No es explícito en esto el maestro Calvino, pero de su fragmento se desprende que la atención y aprendizaje continuos deben, también, dirigirse hacia nuestro propio interior, para aprender a reconocer qué deseos, dentro del infierno del que formamos parte, no son infierno, y hacerlos durar.

Compartir en redes sociales el enésimo récord de temperatura recién roto en nuestra ciudad, y acompañarlo con un sentido “No sé qué más necesitamos para despertar de una vez”, no está mal. Renunciar a esa oferta de última hora para conocer Budapest, e irte en cambio a pasar dos semanas al pueblo, es otro nivel. Lo primero da favs y lo segundo los quita. De Budapest se puede presumir más que de Moratalla. Pero eso no significa que ese inesperado giro de guión no tenga ventajas.

Alerta spoiler: en La soledad del corredor de fondo (1959), un joven conflictivo de clase obrera de Nottingham se ve recluido en un reformatorio tras cometer un delito menor. Allí descubre sus aptitudes como corredor, que no pasan desapercibidas tampoco para el director de la institución. A cambio de pequeñas ventajas penitenciarias, el adolescente Colin Smith es empujado a representar a Ruxton Towers en cierto campeonato. Finalmente, tras una salida fulgurante con la que deja atrás al resto de corredores, Colin renuncia a la victoria tan solo quedándose parado ante la línea de meta.

¿Es posible en absoluto desear la renuncia? ¿Perder voluntariamente los puntos, aquello que nuestra sociedad cuantifica y valora como positivo? ¿Hallar disfrute en bajar de la rueda de hámster? Quienes creemos que sí se puede solemos poner de ejemplo los placeres de la indolencia, de la deambulación, de la conversación, del flaneurismo. Pero tampoco olvidamos las actividades complejas en las que desarrollamos sin autoexplotar nuestros conocimientos, pasiones y entusiasmos en virtud de motivaciones no hipercompetitivas.

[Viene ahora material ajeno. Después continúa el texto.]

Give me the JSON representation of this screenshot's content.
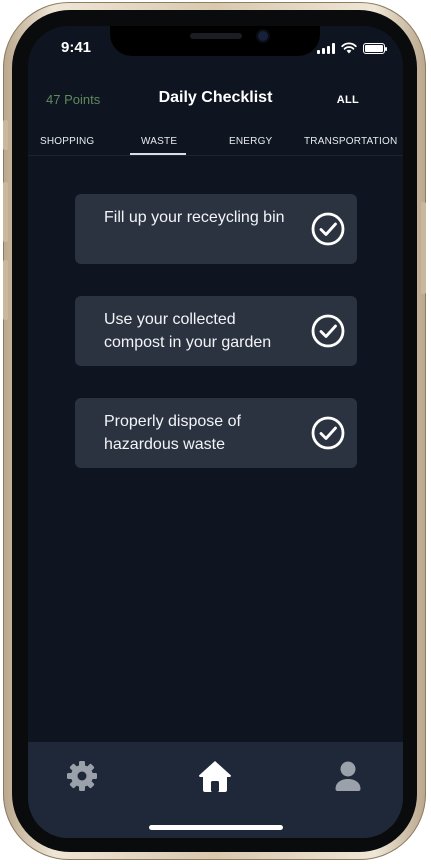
{
  "status_bar": {
    "time": "9:41"
  },
  "header": {
    "points": "47 Points",
    "title": "Daily Checklist",
    "all_label": "ALL"
  },
  "tabs": [
    {
      "label": "SHOPPING",
      "active": false
    },
    {
      "label": "WASTE",
      "active": true
    },
    {
      "label": "ENERGY",
      "active": false
    },
    {
      "label": "TRANSPORTATION",
      "active": false
    }
  ],
  "checklist": [
    {
      "text": "Fill up your receycling bin",
      "icon": "check-circle-icon"
    },
    {
      "text": "Use your collected compost in your garden",
      "icon": "check-circle-icon"
    },
    {
      "text": "Properly dispose of hazardous waste",
      "icon": "check-circle-icon"
    }
  ],
  "tabbar": [
    {
      "icon": "gear-icon"
    },
    {
      "icon": "home-icon",
      "active": true
    },
    {
      "icon": "user-icon"
    }
  ],
  "colors": {
    "background": "#0e1420",
    "card": "#2c3340",
    "tabbar": "#1f2838",
    "points": "#5f8a5a",
    "inactive_icon": "#9aa1ab",
    "active_icon": "#ffffff"
  }
}
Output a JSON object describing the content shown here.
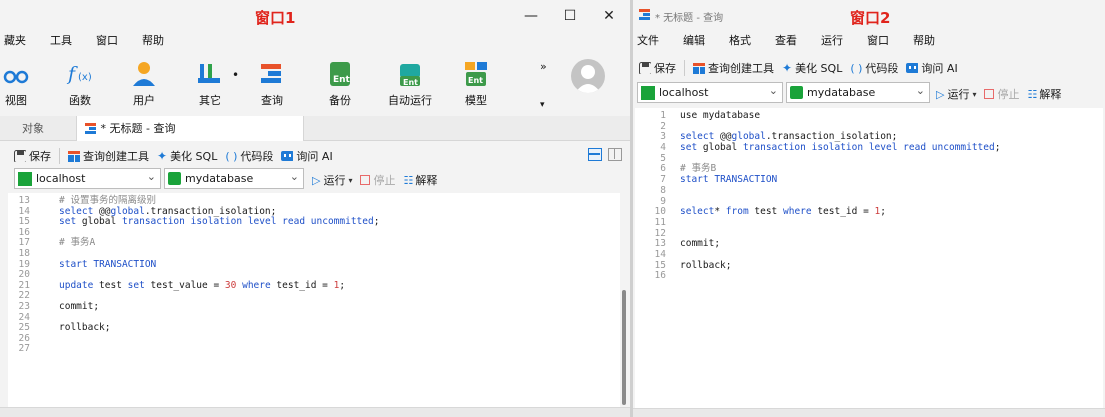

Puede que me esté extendiendo demasiado, o a lo mejor más que extenderme lo que estoy haciendo es divagar, ensayar meandros de sentido que serpentean por esa zona algo pantanosa que atañe a lo libidinal y prelingüístico. Tal vez esté inventando razones nuevas, que es una cosa que según Lezama en Paradiso (1966) es lo propio del sofista (turista). Su antídoto: procuremos inventar pasiones nuevas, o reproducir las viejas con pareja intensidad. El subrayado es mío. Inventar pasiones nuevas, y a ser posible no infernales, qué fácil decirlo, maestro Lezama. Puede que sea más asequible la última parte, la de reproducir las viejas. Consciente, deliberadamente, saboreándolas, proyectando en ellas las emociones primigenias y, al mismo tiempo, disfrutando de la renuncia a vivir una nueva pasión intercambiable y prefabricada, de consumo rápido. Tal vez tan solo eso sea suficiente.